I seem to recall this generated a feed with no serious problems when verified by a GTFS feed validator; you could always try sending the output of this through something like gtfstidy, of course.

What would be nice is if feed providers offered feeds in smaller regional chunks. Often, transport companies are providing GTFS feeds at an agency level, so these should be relatively small. I suspect that the sources of countrywide feeds are usually efforts of communities or companies to compile the data, which is sometimes originally in a format other than GTFS, into a standard feed. So it feels ungrateful to comment that it would be nicer if they broke these feeds into smaller chunks for data consumers to import into software without further work because they're providing a free service and their efforts are appreciated.

At the same time, those making efforts to share this data may find more users for their data if it's ready for import into other software without needing fast PCs with lots of RAM, or without consumers having to find ways to divide up the provided feed. For instance, applications like OpenTripPlanner can, at time of writing, still struggle with large GTFS files.

The single word "realtime" is how the specification writes it. ↩
This isn't always the case, but looking at the activity of an open source project can be a portent of how useful it might be, if there are several competing bits of software that do the same thing and you're trying to narrow down to a few candidates to try out.

How popular a project is, e.g. the number of GitHub stars, might be one indicator, although all projects will start out at zero on this, so it could well be a good project you've stumbled across that's just relatively new, or in a particular niche that means it will never become extremely popular. If there are multiple competing projects, you can compare them relatively, as opposed to comparing their number of stars to something like Bootstrap.

The age of the last commit is another. If a project has not been touched in a very long time, it could be so good that it hasn't needed any maintenance, or just be abandoned because it no longer works, or it never did.

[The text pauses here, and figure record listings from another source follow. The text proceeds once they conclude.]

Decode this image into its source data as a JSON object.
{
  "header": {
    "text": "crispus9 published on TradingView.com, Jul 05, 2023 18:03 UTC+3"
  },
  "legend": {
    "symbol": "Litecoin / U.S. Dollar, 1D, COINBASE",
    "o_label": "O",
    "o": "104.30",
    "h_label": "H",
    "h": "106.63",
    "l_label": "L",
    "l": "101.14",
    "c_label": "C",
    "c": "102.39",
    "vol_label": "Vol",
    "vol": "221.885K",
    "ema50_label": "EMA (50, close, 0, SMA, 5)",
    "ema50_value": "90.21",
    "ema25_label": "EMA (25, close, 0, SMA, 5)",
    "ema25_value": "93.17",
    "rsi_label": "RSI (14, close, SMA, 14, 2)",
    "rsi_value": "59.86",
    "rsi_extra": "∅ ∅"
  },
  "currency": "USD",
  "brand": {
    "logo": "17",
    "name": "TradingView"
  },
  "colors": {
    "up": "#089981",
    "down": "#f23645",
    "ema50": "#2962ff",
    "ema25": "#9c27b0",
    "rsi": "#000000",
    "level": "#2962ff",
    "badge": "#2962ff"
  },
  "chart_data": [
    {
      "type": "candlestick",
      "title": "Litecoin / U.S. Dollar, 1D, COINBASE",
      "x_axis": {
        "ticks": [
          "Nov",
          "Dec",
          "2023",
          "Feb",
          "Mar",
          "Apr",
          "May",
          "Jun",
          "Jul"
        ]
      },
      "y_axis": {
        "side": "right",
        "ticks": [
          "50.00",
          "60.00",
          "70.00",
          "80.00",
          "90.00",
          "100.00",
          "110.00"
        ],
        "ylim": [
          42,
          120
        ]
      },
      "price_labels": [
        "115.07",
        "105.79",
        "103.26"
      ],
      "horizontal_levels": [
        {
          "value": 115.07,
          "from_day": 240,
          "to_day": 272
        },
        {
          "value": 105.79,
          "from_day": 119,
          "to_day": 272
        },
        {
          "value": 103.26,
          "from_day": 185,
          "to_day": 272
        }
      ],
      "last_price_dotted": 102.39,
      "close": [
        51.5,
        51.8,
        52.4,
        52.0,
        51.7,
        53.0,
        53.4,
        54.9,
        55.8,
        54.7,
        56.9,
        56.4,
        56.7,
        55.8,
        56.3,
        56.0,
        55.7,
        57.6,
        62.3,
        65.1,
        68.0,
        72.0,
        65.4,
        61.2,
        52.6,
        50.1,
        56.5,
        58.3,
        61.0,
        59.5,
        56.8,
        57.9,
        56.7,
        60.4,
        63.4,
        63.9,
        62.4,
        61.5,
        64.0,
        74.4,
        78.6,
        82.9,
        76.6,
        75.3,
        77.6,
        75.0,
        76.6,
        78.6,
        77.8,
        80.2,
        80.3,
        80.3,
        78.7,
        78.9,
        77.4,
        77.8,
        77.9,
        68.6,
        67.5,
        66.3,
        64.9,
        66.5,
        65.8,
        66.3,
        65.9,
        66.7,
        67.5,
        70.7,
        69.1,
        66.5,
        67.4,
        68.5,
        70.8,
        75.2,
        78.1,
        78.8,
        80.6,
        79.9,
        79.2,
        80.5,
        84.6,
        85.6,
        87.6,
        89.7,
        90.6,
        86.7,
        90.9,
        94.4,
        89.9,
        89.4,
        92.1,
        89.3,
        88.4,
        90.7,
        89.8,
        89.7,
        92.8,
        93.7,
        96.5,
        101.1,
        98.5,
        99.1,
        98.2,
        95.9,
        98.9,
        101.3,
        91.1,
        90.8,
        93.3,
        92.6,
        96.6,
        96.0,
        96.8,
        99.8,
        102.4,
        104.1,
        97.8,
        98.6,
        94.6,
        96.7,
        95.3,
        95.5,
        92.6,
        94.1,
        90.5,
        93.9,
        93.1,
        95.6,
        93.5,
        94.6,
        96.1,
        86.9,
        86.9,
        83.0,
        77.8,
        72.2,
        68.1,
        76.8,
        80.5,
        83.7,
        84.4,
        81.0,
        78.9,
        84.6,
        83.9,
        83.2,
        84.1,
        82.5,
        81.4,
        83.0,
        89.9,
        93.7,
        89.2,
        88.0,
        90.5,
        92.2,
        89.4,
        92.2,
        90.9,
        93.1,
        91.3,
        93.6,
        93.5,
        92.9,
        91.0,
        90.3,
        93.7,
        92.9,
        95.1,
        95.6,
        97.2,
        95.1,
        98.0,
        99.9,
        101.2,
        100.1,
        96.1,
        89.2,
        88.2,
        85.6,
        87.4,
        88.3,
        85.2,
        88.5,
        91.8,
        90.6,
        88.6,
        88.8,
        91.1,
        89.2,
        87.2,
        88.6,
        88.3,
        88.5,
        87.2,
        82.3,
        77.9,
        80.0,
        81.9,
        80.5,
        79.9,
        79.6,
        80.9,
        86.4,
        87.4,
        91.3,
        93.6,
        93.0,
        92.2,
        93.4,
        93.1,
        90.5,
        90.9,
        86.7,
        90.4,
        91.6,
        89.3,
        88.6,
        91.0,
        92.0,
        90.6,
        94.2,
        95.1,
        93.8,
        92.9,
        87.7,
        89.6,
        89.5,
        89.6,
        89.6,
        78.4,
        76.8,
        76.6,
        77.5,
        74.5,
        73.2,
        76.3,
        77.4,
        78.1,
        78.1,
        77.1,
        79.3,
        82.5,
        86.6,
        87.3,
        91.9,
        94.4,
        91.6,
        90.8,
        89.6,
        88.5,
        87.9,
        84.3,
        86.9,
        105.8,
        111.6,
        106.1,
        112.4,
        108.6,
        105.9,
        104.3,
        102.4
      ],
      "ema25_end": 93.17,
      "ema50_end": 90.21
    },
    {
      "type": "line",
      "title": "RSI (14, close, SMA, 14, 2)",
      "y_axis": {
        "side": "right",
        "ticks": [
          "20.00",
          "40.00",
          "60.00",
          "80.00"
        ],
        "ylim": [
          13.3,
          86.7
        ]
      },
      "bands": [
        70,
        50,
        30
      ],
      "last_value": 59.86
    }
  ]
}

A project with comprehensive documentation, particularly if the documentation is good and still valid is another positive sign. Especially if you can get a software package or program to install and runs an example as described in the docs. There have been times I've found that this isn't the case; not a good start and I'm likely to give up at this point, if there are alternatives to still try.

These aren't definite rules. And if projects are open source, then the only cost in trying them out is time, but these are some of the rules of thumb that I'd use when looking out for software I'm unfamiliar with.

Asking for recommendations from others is another valuable resource that might speed up your search, instead of solely relying on your own judgement and web searching skills too.

This footnote definitely turned out much longer than planned. ↩